I use it for far more important stuff. Mostly, finding out the name of the actor my wife and I are currently watching on TV. We know we’ve seen him or her on some other show. But we can’t for the life of us remember either his/her name or the show’s name. Google it! Go to IMDB!

“Oh, right! She was the head doctor on that show we used to watch back in the ’90s!”

“Right! She was married to … what’s his name?  He was on … what was the name of that show?”

Back to Google.

So in the end, I still don’t know why my brain works the way it does. If you’re interested, here’s a link to the Kreb’s Cycle.


When I started reading it, I actually remembered most of it. Although I gotta admit. It was pretty dull. Mr. Ed was a lot more fun.

Hmm. Maybe I do know why my brain works the way it does.

27 thoughts on “WHERE THE HELL ARE MY CARKEYS? – Tom Curley”

      1. We’re in a similar meltdown. Missing kitchen scissors and the usual missing socks head the breaking news in our situation room.
        I can remember the montages director from “Casablanca” – Don Siegel. He’d go on for a stellar career as a director.
        Where’s my vaporizer? I can’t breathe.


  1. Happens all the time to me.

    One time I was looking for my phone and I finally found in my left hand.

    What right-handed person would ever think to look there?

    Liked by 2 people

      1. What seems to work for me is:
        when I put something down like my glasses,

        I look at what I’m doing and think,

        ‘I just put down my glasses!’

        But I don’t always remember to do that!

        Liked by 1 person

  2. You have to admit there is good reason you forget a lot of those things from school. A lot of it was just plain boring. The stuff you do remember comes in awfully handy for Trivial Pursuit and then again there’s always Google.

    Liked by 1 person

  3. Your Google and mine differ. If I typed in a sentence like the one you did, my Google would spit and sputter and cough up something totally unrelated to what I asked. It needs very specific parameters apparently. That’s kind of disturbing too. What if ‘Big Brother’ IS watching?? 😐

    Liked by 2 people

  4. This is one of the many reasons i am starting to write ‘The Manual For The Brain’ over at my blog (all contributions gratefully accepted). Our brains work the best when at an optimum level of stimulation, not too little (being bored) and not to much (being stressed). They also retain memories better when several centres of brain activity are focussed into the one task so that hearing a musical rhythm while hearing spoken words and translating their meaning while watching the TV will make that memory stick better than reading a long monotonous sentence in a Biology book or lecture. Emotional input during learning helps form coherent neural patterns that can be better recalled. Repetition plays a key part also – how many times a week did you hear Car 54 versus how many times did you read and remember about the Krebs Cycle?? 🙂 Being in a state of mind the brain recognises as ‘fun’ relaxes the brain and allows the central idea to be better retained than does being in a distracted or uninterested state. There is a certain truth to the idea of ‘rote’ learning also – the more often you can repeat a thing in your brain the stronger and longer lasting the neural connections become – you really do need to ‘use it or lose it’ similar to muscle mass and performance.

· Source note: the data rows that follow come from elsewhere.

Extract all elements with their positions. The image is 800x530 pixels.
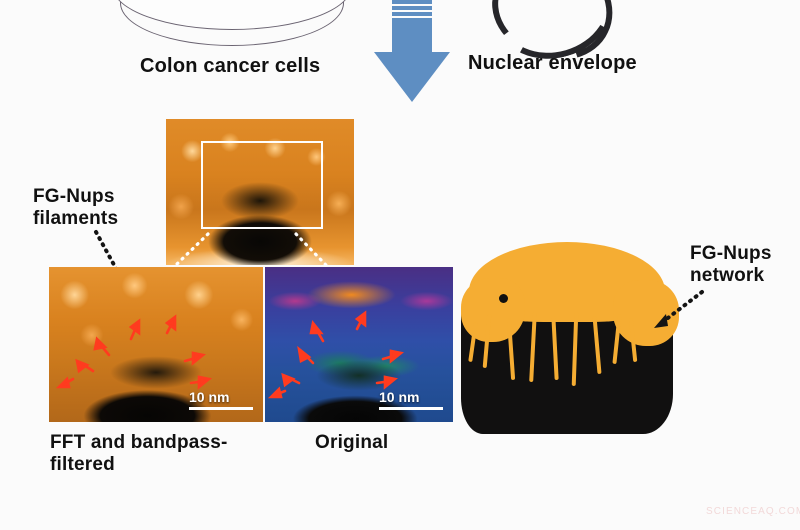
- npc-tuft-left: [461, 278, 525, 342]
- scale-bar-label: 10 nm: [189, 389, 253, 405]
- original-caption: Original: [315, 432, 388, 454]
- arrow-head: [374, 52, 450, 102]
- arrow-stripe: [392, 10, 432, 12]
- watermark: SCIENCEAQ.COM: [706, 506, 800, 517]
- arrow-stripe: [392, 4, 432, 6]
- arrow-stripe: [392, 16, 432, 18]
- petri-dish-icon: [112, 0, 350, 52]
- npc-pore-dot: [499, 294, 508, 303]
- scale-bar-line: [189, 407, 253, 410]
- nuclear-envelope-label: Nuclear envelope: [468, 52, 637, 76]
- fg-nups-network-label: FG-Nups network: [690, 243, 772, 288]
- fft-bandpass-caption: FFT and bandpass- filtered: [50, 432, 228, 477]
- fg-nups-network-pointer-icon: [648, 286, 710, 330]
- scale-bar: 10 nm: [189, 389, 253, 410]
- figure-canvas: Colon cancer cells Nuclear envelope FG-N…: [0, 0, 800, 530]
- scale-bar-label: 10 nm: [379, 389, 443, 405]
- afm-original-image: 10 nm: [265, 267, 453, 422]
- arrow-shaft: [392, 0, 432, 56]
- roi-rectangle: [201, 141, 323, 229]
- nuclear-pore-complex-model: [455, 246, 679, 434]
- fg-nups-filaments-label: FG-Nups filaments: [33, 186, 118, 231]
- ring-icon: [492, 0, 602, 46]
- scale-bar: 10 nm: [379, 389, 443, 410]
- scale-bar-line: [379, 407, 443, 410]
- colon-cancer-cells-label: Colon cancer cells: [140, 55, 320, 79]
- down-arrow-icon: [374, 0, 450, 105]
- afm-filtered-image: 10 nm: [49, 267, 263, 422]
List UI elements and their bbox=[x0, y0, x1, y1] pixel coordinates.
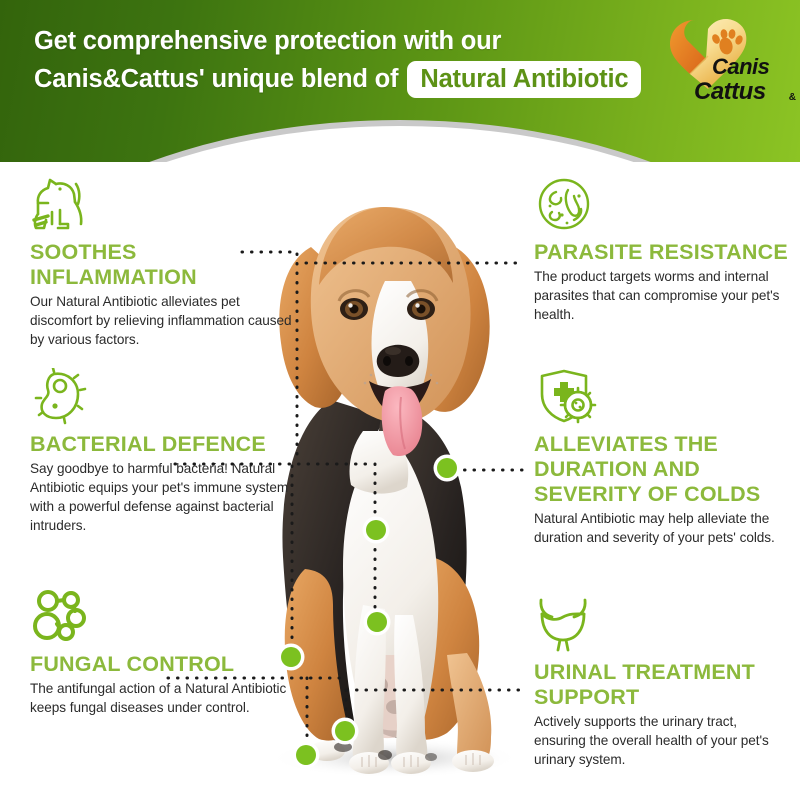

    Our brains undergo constant renewal and reformation, neural connections can be lost if not used and connections can become ‘spur lines’ that become rusted if not travelled along, replaced by what we currently find as a use for our brain, what takes our current attention.

    And then there’s just plain old senility! 🙂

    Good luck with the car keys! 😉


    1. See? – if i still had a good memory i would have remembered to include the key roles that our level of awareness and our focus and breadth of attention has in building lasting memory in my original comment and not when it finally filtered down into my awareness some time later!